回流用户:先前有过消费行为,中间隔了1或多个月后,再次回来消费的客户。即回头客。
用下表具体解释用户的分类如下:
针对提问所示源表,第一步:对用户消费月份pay_month字段偏移,两相比较。若差值diff为null,则为首次消费月,该月该客户定义为新客“new”;若差值diff为1,则该月与上一个消费月是连续月,则该月该客户被定义为活跃客户“active”;若差值diff不为1,则该月与上一个消费月是不连续的,则该月该客户被定义为回头客“return”。具体sql语句如下:
with t3 as (
select
t2.*,
case when diff is null then 'new'
when diff = 1 then 'active'
else 'return'
end as status
from
(
select
t1.*,
(t1.pay_month - t1.t) as diff
from
(SELECT user_id, pay_month, LAG(pay_month) over(PARTITION BY user_id ORDER BY pay_month) as t FROM temp_order2021 group by user_id, pay_month) as t1
) as t2)
查询结果如图:(因为源表很大,所以查询结果的截图只展示得了一部分,并非全部查询结果)
第二步就是统计每月各类型客户数了。
select
status, pay_month, count(status) as num
from t3
group by status, pay_month
order by status, pay_month
查询结果如图:
第三步:对第二步所查询结果按列表呈现即可
因此,整体sql语句如下:
create table cohort_table as
SELECT status,
sum( CASE WHEN pay_month = 1 THEN num ELSE null END ) AS '2021-01',
sum( CASE WHEN pay_month = 2 THEN num ELSE null END ) AS '2021-02',
sum( CASE WHEN pay_month = 3 THEN num ELSE null END ) AS '2021-03',
sum( CASE WHEN pay_month = 4 THEN num ELSE null END ) AS '2021-04',
sum( CASE WHEN pay_month = 5 THEN num ELSE null END ) AS '2021-05',
sum( CASE WHEN pay_month = 6 THEN num ELSE null END ) AS '2021-06',
sum( CASE WHEN pay_month = 7 THEN num ELSE null END ) AS '2021-07',
sum( CASE WHEN pay_month = 8 THEN num ELSE null END ) AS '2021-08',
sum( CASE WHEN pay_month = 9 THEN num ELSE null END ) AS '2021-09',
sum( CASE WHEN pay_month = 10 THEN num ELSE null END ) AS '2021-10',
sum( CASE WHEN pay_month = 11 THEN num ELSE null END ) AS '2021-11',
sum( CASE WHEN pay_month = 12 THEN num ELSE null END ) AS '2021-12'
FROM
(
select
status, pay_month, count(status) as num
from
(
select
t2.*,
case when diff is null then 'new'
when diff = 1 then 'active'
else 'return'
end as status
from
(
select
t1.*,
(t1.pay_month - t1.t) as diff
from
(SELECT user_id, pay_month, LAG(pay_month) over(PARTITION BY user_id ORDER BY pay_month) as t FROM temp_order2021 group by user_id, pay_month) as t1
) as t2
) as t3
group by status, pay_month
order by status, pay_month) as aa
group by status;
最终结果如图。
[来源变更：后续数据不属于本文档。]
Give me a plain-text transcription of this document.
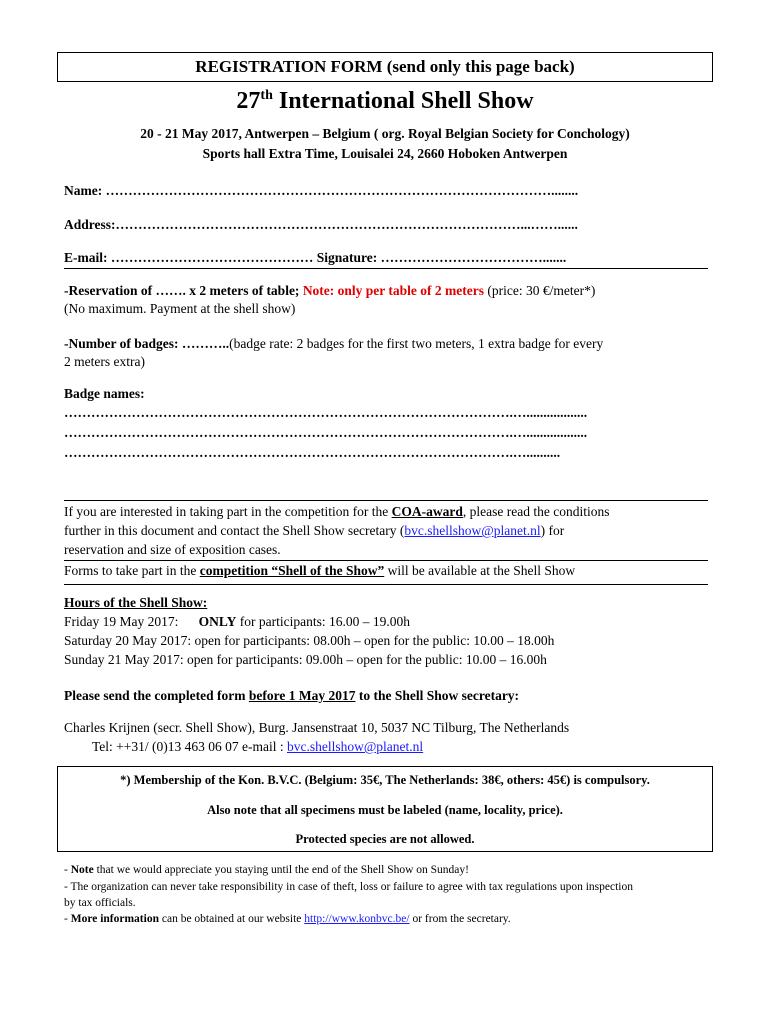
REGISTRATION FORM (send only this page back)
27th International Shell Show
20 - 21 May 2017, Antwerpen – Belgium ( org. Royal Belgian Society for Conchology)
Sports hall Extra Time, Louisalei 24, 2660 Hoboken Antwerpen
Name: ………………………………………………………………………………………........
Address:………………………………………………………………………………...……......
E-mail: ……………………………………… Signature: ……………………………….......
-Reservation of ……. x 2 meters of table; Note: only per table of 2 meters (price: 30 €/meter*)
(No maximum. Payment at the shell show)
-Number of badges: ………..(badge rate: 2 badges for the first two meters, 1 extra badge for every
2 meters extra)
Badge names:
……………………………………………………………………………………….…..................
……………………………………………………………………………………….…..................
……………………………………………………………………………………….…..........
If you are interested in taking part in the competition for the COA-award, please read the conditions
further in this document and contact the Shell Show secretary (bvc.shellshow@planet.nl) for
reservation and size of exposition cases.
Forms to take part in the competition “Shell of the Show” will be available at the Shell Show
Hours of the Shell Show:
Friday 19 May 2017: ONLY for participants: 16.00 – 19.00h
Saturday 20 May 2017: open for participants: 08.00h – open for the public: 10.00 – 18.00h
Sunday 21 May 2017: open for participants: 09.00h – open for the public: 10.00 – 16.00h
Please send the completed form before 1 May 2017 to the Shell Show secretary:
Charles Krijnen (secr. Shell Show), Burg. Jansenstraat 10, 5037 NC Tilburg, The Netherlands
Tel: ++31/ (0)13 463 06 07 e-mail : bvc.shellshow@planet.nl
*) Membership of the Kon. B.V.C. (Belgium: 35€, The Netherlands: 38€, others: 45€) is compulsory.
Also note that all specimens must be labeled (name, locality, price).
Protected species are not allowed.
- Note that we would appreciate you staying until the end of the Shell Show on Sunday!
- The organization can never take responsibility in case of theft, loss or failure to agree with tax regulations upon inspection
by tax officials.
- More information can be obtained at our website http://www.konbvc.be/ or from the secretary.
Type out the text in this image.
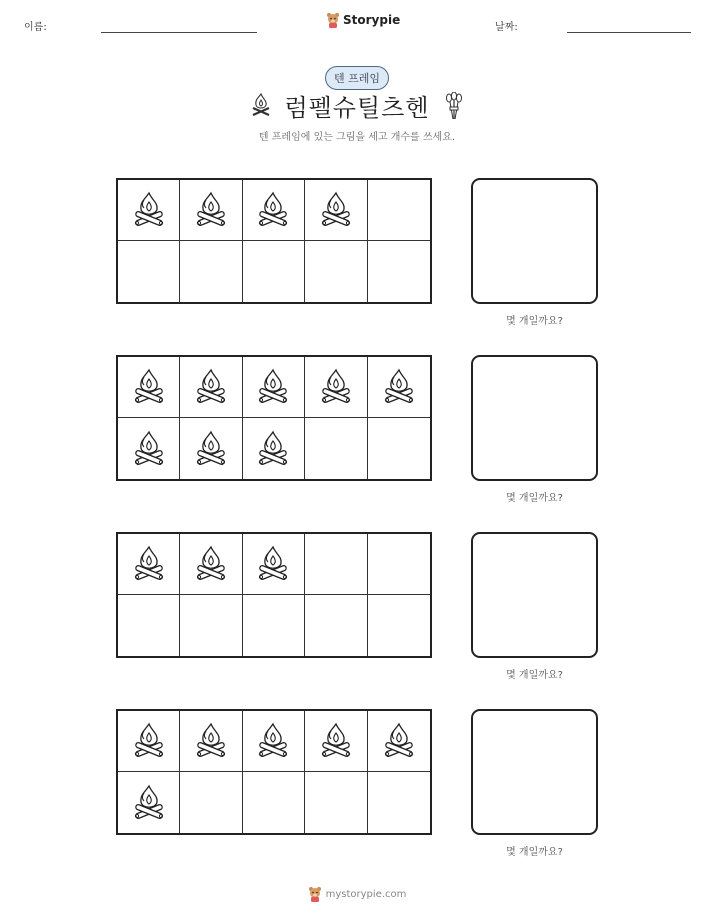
이름:
Storypie
날짜:
텐 프레임
럼펠슈틸츠헨
텐 프레임에 있는 그림을 세고 개수를 쓰세요.
몇 개일까요?
몇 개일까요?
몇 개일까요?
몇 개일까요?
mystorypie.com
至此,按月统计新客、活跃、回头客数完成,但不活跃客户数暂不知如何通过sql语句解决。
用4个子查询代表4个分组 就行了啊
【以下回答由 GPT 生成】
首先,我们可以按月份将用户分为新客、活跃客户、不活跃客户和回头客。
要实现这个功能,我们可以使用MySQL语句进行筛选和统计。
以下是解决问题的步骤:
首先,我们需要创建一个辅助表来存储每个月的日期,以便在查询中使用。我们可以使用MySQL的日期函数来生成这个表。
可以使用以下语句创建辅助表:
CREATE TABLE IF NOT EXISTS dates (day DATE);
INSERT INTO dates (day)
SELECT '2021-01-01' + INTERVAL (step.number) DAY
FROM
(SELECT (0 + units.i * 100 + tens.i * 10 + ones.i) as number
FROM
(SELECT 0 as i
UNION SELECT 1
UNION SELECT 2
UNION SELECT 3
UNION SELECT 4
UNION SELECT 5
UNION SELECT 6
UNION SELECT 7
UNION SELECT 8
UNION SELECT 9) as ones
CROSS JOIN
(SELECT 0 as i
UNION SELECT 1
UNION SELECT 2
UNION SELECT 3
UNION SELECT 4
UNION SELECT 5
UNION SELECT 6
UNION SELECT 7
UNION SELECT 8
UNION SELECT 9) as tens
CROSS JOIN
(SELECT 0 as i
UNION SELECT 1
UNION SELECT 2
UNION SELECT 3
UNION SELECT 4
UNION SELECT 5
UNION SELECT 6
UNION SELECT 7
UNION SELECT 8
UNION SELECT 9) as units) as step
WHERE '2021-01-01' + INTERVAL (step.number) DAY <= CURDATE();
这将创建一个名为dates的辅助表,其中包含从开始日期(2021-01-01)到当前日期的所有日期。
接下来,我们将创建一个视图,以便我们可以根据购买日期和辅助表中的日期进行查询。
我们可以使用以下语句创建视图:
CREATE VIEW customer_status AS
SELECT customers.id,
customers.name,
customers.purchase_date,
CASE
WHEN DATEDIFF(dates.day, customers.purchase_date) = 0 THEN '新客'
WHEN EXISTS(SELECT 1
FROM customers AS c
WHERE c.id != customers.id
AND c.purchase_date BETWEEN DATE_SUB(customers.purchase_date, INTERVAL 1 MONTH) AND customers.purchase_date) THEN '回头客'
WHEN EXISTS(SELECT 1
FROM customers AS c
WHERE c.id != customers.id
AND MONTH(c.purchase_date) = MONTH(customers.purchase_date)
AND YEAR(c.purchase_date) = YEAR(customers.purchase_date)
AND NOT EXISTS(SELECT 1
FROM customers AS c2
WHERE c2.id != c.id
AND MONTH(c2.purchase_date) = MONTH(customers.purchase_date)
AND YEAR(c2.purchase_date) = YEAR(customers.purchase_date)
AND c2.purchase_date BETWEEN DATE_SUB(c.purchase_date, INTERVAL 1 MONTH) AND c.purchase_date)) THEN '活跃客户'
ELSE '不活跃客户'
END AS status,
dates.day AS date
FROM customers
JOIN dates
WHERE dates.day >= customers.purchase_date;
这将创建一个名为customer_status的视图,其中包含每个客户的ID、名称、购买日期、状态和查询日期。状态根据规则判断。
现在,我们可以针对视图customer_status执行查询来计算每个月份的客户数量。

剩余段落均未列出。